Louise Erdrich
On december 23, 2021 by adminLouise Erdrich, voluit Karen Louise Erdrich, (geboren 7 juni 1954, Little Falls, Minnesota, V.S.), Amerikaans schrijfster met als voornaamste onderwerp de Ojibwa-indianen in het noordelijke Midwesten.
Erdrich groeide op in Wahpeton, North Dakota, waar haar Duits-Amerikaanse vader en half-Ojibwa-moeder lesgaven op een Bureau of Indian Affairs kostschool. Ze ging naar Dartmouth College (B.A., 1976) en Johns Hopkins University (M.A., 1979). In Dartmouth ontmoette ze schrijver en antropoloog Michael Dorris (1945-97), met wie ze trouwde (1981) en met wie ze samenwerkte bij het schrijven van enkele van haar romans, met name The Crown of Columbus (1991); het echtpaar was aan het scheiden toen Dorris in 1997 zelfmoord pleegde.
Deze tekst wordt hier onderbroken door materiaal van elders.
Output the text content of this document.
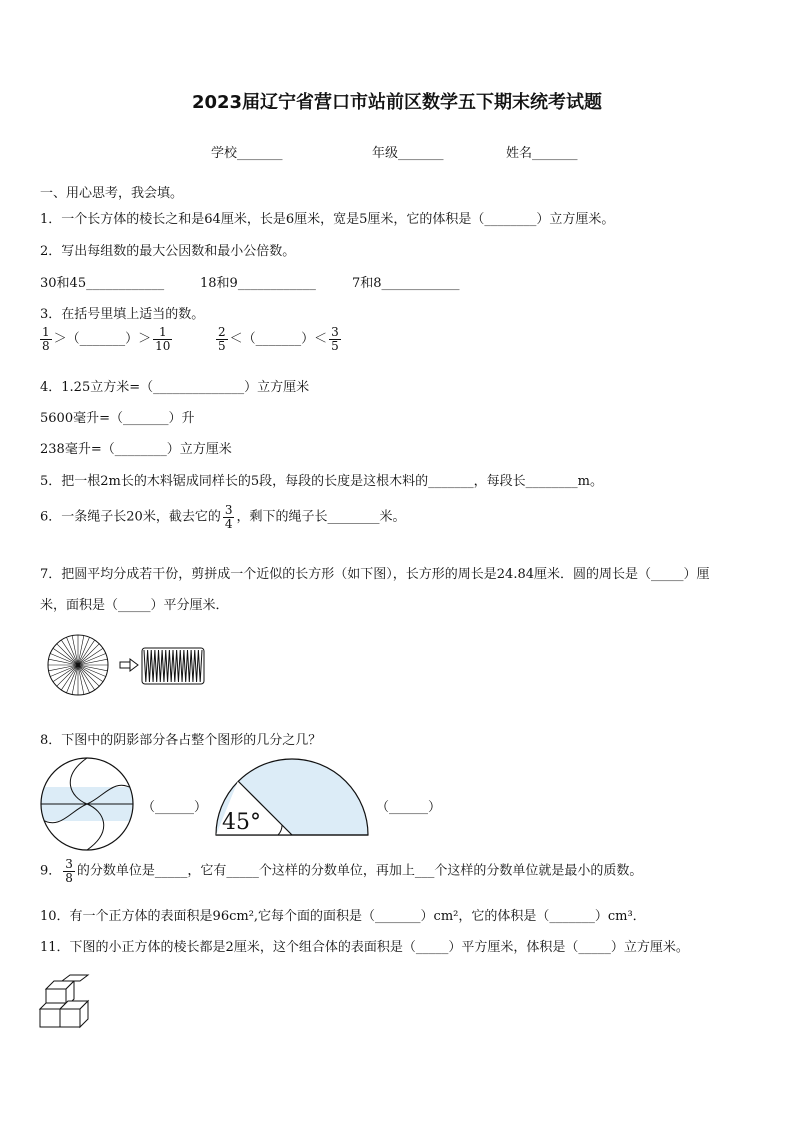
2023届辽宁省营口市站前区数学五下期末统考试题
学校_______	年级_______	姓名_______
一、用心思考，我会填。
1．一个长方体的棱长之和是64厘米，长是6厘米，宽是5厘米，它的体积是（________）立方厘米。
2．写出每组数的最大公因数和最小公倍数。
30和45____________	18和9____________	7和8____________
3．在括号里填上适当的数。
$\frac{1}{8}$ ＞（_______）＞ $\frac{1}{10}$	$\frac{2}{5}$ ＜（_______）＜ $\frac{3}{5}$
4．1.25立方米=（______________）立方厘米
5600毫升=（_______）升
238毫升=（________）立方厘米
5．把一根2m长的木料锯成同样长的5段，每段的长度是这根木料的_______，每段长________m。
6．一条绳子长20米，截去它的 $\frac{3}{4}$ ，剩下的绳子长________米。
7．把圆平均分成若干份，剪拼成一个近似的长方形（如下图），长方形的周长是24.84厘米．圆的周长是（_____）厘
米，面积是（_____）平分厘米．
8．下图中的阴影部分各占整个图形的几分之几？
（______）
45°
（______）
9． $\frac{3}{8}$ 的分数单位是_____，它有_____个这样的分数单位，再加上___个这样的分数单位就是最小的质数。
10．有一个正方体的表面积是96cm²,它每个面的面积是（_______）cm²，它的体积是（_______）cm³．
11．下图的小正方体的棱长都是2厘米，这个组合体的表面积是（_____）平方厘米，体积是（_____）立方厘米。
Nadat Erdrichs korte verhaal “The World’s Greatest Fisherman” in 1982 de Nelson Algren fictie prijs won, werd het de basis van haar eerste roman, Love Medicine (1984; uitgebreide editie, 1993). Met Love Medicine begon een tetralogie waartoe ook The Beet Queen (1986), Tracks (1988) en The Bingo Palace (1994) behoren, over Indiaanse families die op of in de buurt van een Ojibwa-reservaat in Noord-Dakota wonen en de blanken die ze tegenkomen. Tales of Burning Love (1996) en The Antelope Wife (1998) gaan over tumultueuze relaties tussen mannen en vrouwen en de nasleep daarvan. Erdrich keerde terug naar de setting van haar eerdere romans in The Last Report on the Miracles at Little No Horse (2001), over de beproevingen van een vrouw die de identiteit van een priester aanneemt om zijn positie in een reservaat in te nemen.
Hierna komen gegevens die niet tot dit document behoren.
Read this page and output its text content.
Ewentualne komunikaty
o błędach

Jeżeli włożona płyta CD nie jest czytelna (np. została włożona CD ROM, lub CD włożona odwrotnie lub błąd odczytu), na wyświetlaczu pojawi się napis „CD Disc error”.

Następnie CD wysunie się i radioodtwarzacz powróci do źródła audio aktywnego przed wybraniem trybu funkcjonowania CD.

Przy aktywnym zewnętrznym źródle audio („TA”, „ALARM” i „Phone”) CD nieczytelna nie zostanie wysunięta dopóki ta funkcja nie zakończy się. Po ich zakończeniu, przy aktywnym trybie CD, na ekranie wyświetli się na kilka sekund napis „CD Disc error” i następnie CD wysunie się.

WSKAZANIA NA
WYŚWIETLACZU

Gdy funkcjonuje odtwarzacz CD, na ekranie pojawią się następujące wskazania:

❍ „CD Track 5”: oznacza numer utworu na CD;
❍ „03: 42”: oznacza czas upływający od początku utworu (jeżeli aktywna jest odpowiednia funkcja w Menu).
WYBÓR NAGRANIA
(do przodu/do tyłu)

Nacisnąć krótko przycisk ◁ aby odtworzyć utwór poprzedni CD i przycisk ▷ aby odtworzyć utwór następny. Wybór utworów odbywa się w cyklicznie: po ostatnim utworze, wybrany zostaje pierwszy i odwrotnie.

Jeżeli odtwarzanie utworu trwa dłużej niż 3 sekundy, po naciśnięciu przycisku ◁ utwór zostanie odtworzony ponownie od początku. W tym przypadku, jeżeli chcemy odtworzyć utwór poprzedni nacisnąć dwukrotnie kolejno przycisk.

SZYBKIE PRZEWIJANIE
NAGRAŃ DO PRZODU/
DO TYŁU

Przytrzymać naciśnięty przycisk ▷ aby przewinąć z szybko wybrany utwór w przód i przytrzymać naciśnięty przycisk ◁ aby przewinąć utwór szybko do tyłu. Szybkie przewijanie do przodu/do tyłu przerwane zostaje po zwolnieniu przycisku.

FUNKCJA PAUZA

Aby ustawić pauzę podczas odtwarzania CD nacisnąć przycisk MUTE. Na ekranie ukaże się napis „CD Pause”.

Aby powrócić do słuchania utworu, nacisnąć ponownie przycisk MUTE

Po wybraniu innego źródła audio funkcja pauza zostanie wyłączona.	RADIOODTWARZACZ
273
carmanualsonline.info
Erdrich verlegde vervolgens haar koers van de inheemse Amerikaanse thema’s naar de Duitse, Poolse en Scandinavische inwoners van een klein stadje in Noord-Dakota in The Master Butchers Singing Club (2003). Haar latere romans omvatten The Plague of Doves (2008), waarin een jonge hoofdpersoon probeert de langdurige spanningen tussen haar Indiaanse familie en hun blanke buren te begrijpen, en Shadow Tag (2010), waarin de ontrafeling van een huwelijk en het effect daarvan op de kinderen wordt beschreven. The Round House (2012), waarin een Ojibwa tiener gerechtigheid zoekt nadat zijn moeder is verkracht, won de National Book Award. LaRose (2016) onderzoekt tragedie, verdriet en Ojibwa-traditie aan de hand van het verhaal van een jongen wiens ouders hem afstaan aan het gezin van hun buren nadat zijn vader per ongeluk hun zoon heeft doodgeschoten. Erdrichs volgende roman, Future Home of the Living God (2017), was iets van een afwijking van haar eerdere werken. De dystopische roman draait om de worstelingen van een zwangere vrouw na een catastrofale wereldwijde gebeurtenis. Erdrichs grootvader van moeders kant vormde de inspiratie voor De nachtwaker (2020).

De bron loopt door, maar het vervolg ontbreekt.